Cannabinoids in the Treatment of Neurological Disorders

“The force of the recent explosion of largely unproven and unregulated cannabis-based preparations on medical therapeutics may have its greatest impact in the field of neurology.

Paradoxically, for 10 millennia this plant has been an integral part of human cultivation, where it was used for its fibers long before its pharmacological properties.

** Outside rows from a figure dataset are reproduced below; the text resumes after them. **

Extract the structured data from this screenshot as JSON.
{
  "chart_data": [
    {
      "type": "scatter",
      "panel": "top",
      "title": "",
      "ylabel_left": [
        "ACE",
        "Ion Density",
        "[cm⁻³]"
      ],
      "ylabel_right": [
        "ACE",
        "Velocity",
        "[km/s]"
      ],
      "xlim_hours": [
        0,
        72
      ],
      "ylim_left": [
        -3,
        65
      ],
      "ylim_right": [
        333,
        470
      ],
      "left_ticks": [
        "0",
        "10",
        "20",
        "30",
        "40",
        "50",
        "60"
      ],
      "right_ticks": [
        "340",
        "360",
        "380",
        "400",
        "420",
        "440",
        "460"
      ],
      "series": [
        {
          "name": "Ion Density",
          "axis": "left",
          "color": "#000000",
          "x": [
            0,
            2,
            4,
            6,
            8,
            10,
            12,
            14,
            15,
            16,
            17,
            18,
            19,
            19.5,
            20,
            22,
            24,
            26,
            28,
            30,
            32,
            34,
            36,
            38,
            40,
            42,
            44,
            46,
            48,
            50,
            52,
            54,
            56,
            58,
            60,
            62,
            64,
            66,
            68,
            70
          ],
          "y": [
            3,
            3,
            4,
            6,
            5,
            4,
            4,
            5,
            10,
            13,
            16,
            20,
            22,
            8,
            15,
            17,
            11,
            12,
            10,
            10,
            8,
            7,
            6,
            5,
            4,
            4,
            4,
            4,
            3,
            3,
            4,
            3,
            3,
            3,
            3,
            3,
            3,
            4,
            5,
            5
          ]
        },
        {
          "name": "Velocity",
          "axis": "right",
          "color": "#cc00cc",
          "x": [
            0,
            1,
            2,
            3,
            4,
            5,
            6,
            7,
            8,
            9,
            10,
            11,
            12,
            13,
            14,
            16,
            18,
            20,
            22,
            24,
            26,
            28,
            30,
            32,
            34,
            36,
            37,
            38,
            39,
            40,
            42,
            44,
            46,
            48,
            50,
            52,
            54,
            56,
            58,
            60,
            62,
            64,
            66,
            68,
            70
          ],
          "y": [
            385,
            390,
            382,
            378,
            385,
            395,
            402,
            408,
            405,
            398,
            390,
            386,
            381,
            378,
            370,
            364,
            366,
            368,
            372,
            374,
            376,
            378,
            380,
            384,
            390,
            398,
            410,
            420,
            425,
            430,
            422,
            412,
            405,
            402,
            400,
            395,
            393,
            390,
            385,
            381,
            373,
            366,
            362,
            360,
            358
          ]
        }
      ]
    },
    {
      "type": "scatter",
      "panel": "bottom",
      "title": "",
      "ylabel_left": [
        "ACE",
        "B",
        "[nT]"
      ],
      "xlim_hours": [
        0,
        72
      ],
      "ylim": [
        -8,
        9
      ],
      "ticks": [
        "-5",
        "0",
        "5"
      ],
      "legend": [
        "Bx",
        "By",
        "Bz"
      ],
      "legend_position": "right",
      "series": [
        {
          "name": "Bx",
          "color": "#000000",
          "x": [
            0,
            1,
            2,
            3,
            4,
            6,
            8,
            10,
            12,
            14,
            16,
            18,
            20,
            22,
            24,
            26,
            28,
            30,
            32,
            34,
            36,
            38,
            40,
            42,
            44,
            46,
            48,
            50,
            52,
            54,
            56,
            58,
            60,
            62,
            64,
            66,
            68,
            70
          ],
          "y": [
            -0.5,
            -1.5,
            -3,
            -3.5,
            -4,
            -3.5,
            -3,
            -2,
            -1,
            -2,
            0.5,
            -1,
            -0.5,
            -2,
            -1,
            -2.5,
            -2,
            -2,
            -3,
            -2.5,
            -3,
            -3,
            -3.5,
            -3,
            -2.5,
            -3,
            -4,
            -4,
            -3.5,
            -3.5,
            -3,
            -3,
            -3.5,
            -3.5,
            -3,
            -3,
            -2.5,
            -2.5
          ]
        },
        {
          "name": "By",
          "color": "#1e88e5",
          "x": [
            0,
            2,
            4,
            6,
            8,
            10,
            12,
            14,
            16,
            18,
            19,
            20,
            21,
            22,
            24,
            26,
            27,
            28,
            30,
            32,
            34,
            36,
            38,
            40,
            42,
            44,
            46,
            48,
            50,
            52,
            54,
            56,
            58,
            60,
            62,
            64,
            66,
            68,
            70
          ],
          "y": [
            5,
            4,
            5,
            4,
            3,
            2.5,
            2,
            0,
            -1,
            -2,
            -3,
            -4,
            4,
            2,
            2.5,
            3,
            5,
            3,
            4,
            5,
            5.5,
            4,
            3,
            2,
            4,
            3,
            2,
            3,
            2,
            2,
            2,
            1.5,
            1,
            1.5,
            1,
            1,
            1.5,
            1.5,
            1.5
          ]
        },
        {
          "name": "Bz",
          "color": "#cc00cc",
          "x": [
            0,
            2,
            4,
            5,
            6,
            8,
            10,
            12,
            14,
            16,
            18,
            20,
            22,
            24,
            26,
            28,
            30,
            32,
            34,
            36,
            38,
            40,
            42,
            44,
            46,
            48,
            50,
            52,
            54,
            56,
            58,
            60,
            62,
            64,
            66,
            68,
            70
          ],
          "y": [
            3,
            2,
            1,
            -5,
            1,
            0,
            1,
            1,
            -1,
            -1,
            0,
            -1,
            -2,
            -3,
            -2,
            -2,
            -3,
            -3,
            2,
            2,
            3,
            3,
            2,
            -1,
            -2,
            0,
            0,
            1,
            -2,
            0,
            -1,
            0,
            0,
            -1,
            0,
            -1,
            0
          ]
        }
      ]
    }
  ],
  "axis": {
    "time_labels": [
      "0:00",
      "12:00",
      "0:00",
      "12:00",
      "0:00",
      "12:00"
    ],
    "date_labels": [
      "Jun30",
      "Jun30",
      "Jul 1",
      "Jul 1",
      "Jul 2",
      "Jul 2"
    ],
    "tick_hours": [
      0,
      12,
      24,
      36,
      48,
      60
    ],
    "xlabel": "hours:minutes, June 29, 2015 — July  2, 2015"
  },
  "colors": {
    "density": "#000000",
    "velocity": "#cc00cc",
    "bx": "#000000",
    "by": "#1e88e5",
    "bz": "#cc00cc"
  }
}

With regard to the latter, cannabis was well known to healers from China and India thousands of years ago; Greek and Roman doctors during classic times; Arab doctors during the Middle Ages; Victorian and Continental physicians in the nineteenth century; American doctors during the early twentieth century; and English doctors until 1971 when a variety of nonevidence-based remedies were removed from the British Pharmaceutical Codex.

The clinical data on cannabis therapeutics are meager and the vast majority are formed by surveys or small studies that are underpowered and/or suffer from multiple methodological flaws, often by virtue of limited research funding for nonaddiction-focused studies. Thus, we know relatively little about the clinical efficacy of cannabinoids for the various neurological disorders for which historical nonscientific and medical literature have advocated its use.

The relative scarcity of proven cannabis-based therapies is not due to data that show that cannabinoids are ineffective or unsafe, but rather reflects a poverty of medical interest and a failure by pharmaceutical companies arising from regulatory restrictions compounded by limits for patent rights on plant cannabinoid-containing preparations that have been used medicinally for millennia, as is the case for most natural products.

We are pleased to have gathered many of the world’s experts together on the basic biology of cannabinoids, as well as their potential role in treating neurologic and psychiatric disorders…

We hope that this issue of Neurotherapeutics will serve to mark the bounds of verifiable scientific knowledge of cannabinoids in the treatment of neuropsychiatric and neurological disorders. At the same time, our contributors have also helped identify areas for future research, as well as the strategies needed to move our base of knowledge forward.

We hope that this volume will help to accelerate the pace of the appropriately focused and productive research and double-blind placebo-controlled randomized trials to the point at which the care of patients is informed by valid data and not just anecdote.”